When registering to receive output, the tool can specify several formatting options to be used on the resulting output stream. These include:
- PMIX_IOF_TAG – output is prefixed with the nspace,rank of the source and a string identifying the channel (stdout, stderr, etc.)
- PMIX_IOF_TIMESTAMP – output is marked with the time at which the data was received by the tool (note that this will differ from the time at which it was actually output by the source)
- PMIX_IOF_XML_OUTPUT – output is to be formatted in XML
The PMIx client in the tool will format the output stream. Note that output from multiple processes will often be interleaved due to variations in arrival time.

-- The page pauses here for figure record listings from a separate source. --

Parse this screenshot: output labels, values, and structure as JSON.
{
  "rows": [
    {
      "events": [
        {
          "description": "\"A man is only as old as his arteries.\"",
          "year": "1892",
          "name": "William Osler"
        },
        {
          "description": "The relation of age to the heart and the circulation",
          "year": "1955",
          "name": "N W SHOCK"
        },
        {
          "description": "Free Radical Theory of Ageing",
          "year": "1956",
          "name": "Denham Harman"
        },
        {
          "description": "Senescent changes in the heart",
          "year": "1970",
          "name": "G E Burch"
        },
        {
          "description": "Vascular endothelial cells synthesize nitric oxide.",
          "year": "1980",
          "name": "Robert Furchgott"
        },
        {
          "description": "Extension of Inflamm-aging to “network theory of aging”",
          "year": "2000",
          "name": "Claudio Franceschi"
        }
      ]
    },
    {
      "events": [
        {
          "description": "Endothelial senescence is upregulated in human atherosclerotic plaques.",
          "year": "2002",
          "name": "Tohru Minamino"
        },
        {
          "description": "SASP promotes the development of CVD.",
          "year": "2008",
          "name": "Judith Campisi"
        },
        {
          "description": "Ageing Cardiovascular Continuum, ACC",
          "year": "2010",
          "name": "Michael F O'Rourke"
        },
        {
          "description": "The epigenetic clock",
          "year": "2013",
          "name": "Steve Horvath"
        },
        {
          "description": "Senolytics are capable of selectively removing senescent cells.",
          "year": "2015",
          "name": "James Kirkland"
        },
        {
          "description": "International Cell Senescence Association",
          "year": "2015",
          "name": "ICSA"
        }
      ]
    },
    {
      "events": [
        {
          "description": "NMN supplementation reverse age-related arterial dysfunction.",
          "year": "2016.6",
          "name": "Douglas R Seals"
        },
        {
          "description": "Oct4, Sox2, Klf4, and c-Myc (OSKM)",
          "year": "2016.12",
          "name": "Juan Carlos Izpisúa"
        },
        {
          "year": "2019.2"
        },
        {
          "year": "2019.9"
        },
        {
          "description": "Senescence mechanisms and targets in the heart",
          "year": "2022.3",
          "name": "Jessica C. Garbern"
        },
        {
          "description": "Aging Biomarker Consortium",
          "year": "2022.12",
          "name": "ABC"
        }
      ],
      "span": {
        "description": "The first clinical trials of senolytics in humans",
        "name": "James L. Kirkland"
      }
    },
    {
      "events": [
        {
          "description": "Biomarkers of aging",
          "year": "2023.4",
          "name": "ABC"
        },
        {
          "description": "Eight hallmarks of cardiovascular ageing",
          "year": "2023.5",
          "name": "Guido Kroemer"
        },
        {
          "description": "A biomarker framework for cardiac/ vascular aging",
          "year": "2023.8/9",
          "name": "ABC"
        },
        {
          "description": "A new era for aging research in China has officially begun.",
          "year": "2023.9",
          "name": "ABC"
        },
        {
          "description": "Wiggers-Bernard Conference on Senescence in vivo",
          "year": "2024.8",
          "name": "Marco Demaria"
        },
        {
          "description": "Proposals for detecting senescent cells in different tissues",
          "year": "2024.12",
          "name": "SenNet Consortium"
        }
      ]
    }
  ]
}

The tool is not necessarily a child of the RM as it may have been started directly from the command line. Thus, provision must be made for the tool to collect its stdin and pass it to the host RM (via the PMIx server) for forwarding. Two methods of support for forwarding of stdin are defined:
- internal collection by the PMIx tool library itself. This is requested via the PMIX_IOF_PUSH_STDIN attribute in the PMIx_IOF_push call. When this mode is selected, the tool library begins collecting all stdin data and internally passing it to the local server for distribution to the specified target processes. All collected data is sent to the same targets until stdin is closed, or a subsequent call to PMIx_IOF_push is made that includes the PMIX_IOF_COMPLETE attribute indicating that forwarding of stdin is to be terminated.
- external collection directly by the PMIx tool code. It is assumed that the tool will provide its own code/mechanism for collecting its stdin as the tool developers may choose to insert some filtering and/or editing of the stream prior to forwarding it. In addition, the tool can directly control the targets for the data on a per-call basis – i.e., each call to PMIx_IOF_push can specify its own set of target recipients for that particular “blob” of data. Thus, this method provides maximum flexibility, but requires that the tool developer provide their own code to capture stdin.
Note that it is the responsibility of the resource manager to forward data to the host where the target proc(s) are executing, and for the host daemon on that node to deliver the data to the stdin of target proc(s) via the typical pipe. Specifically, the PMIx server on the remote node is not involved in this process. Systems that do not support forwarding of stdin will return PMIX_ERR_NOT_SUPPORTED in response to a forwarding request.
Advice to implementors: it is recognized that scalable forwarding of stdin represents a significant challenge. A high quality implementation will at least handle a “send-to-1” model whereby stdin is forwarded to a single identified process, and an additional “send-to-all” model where stdin is forwarded to all processes in the application. Other models (e.g., forwarding stdin to an arbitrary subset of processes) are left to the discretion of the implementor.
Advice to users: stdin buffering by the RM and/or PMIx library can be problematic. If the targeted recipient is slow reading data (or decides never to read data), then the data must be buffered in some intermediate daemon or the local PMIx server itself. Thus, piping a large amount of data into stdin can result in a very large memory footprint in the system management stack. This is further exacerbated when targeting multiple recipients as the buffering problem, and hence the resulting memory footprint, is compounded. Best practices, therefore, typically focus on reading of input files by application processes as opposed to forwarding of stdin.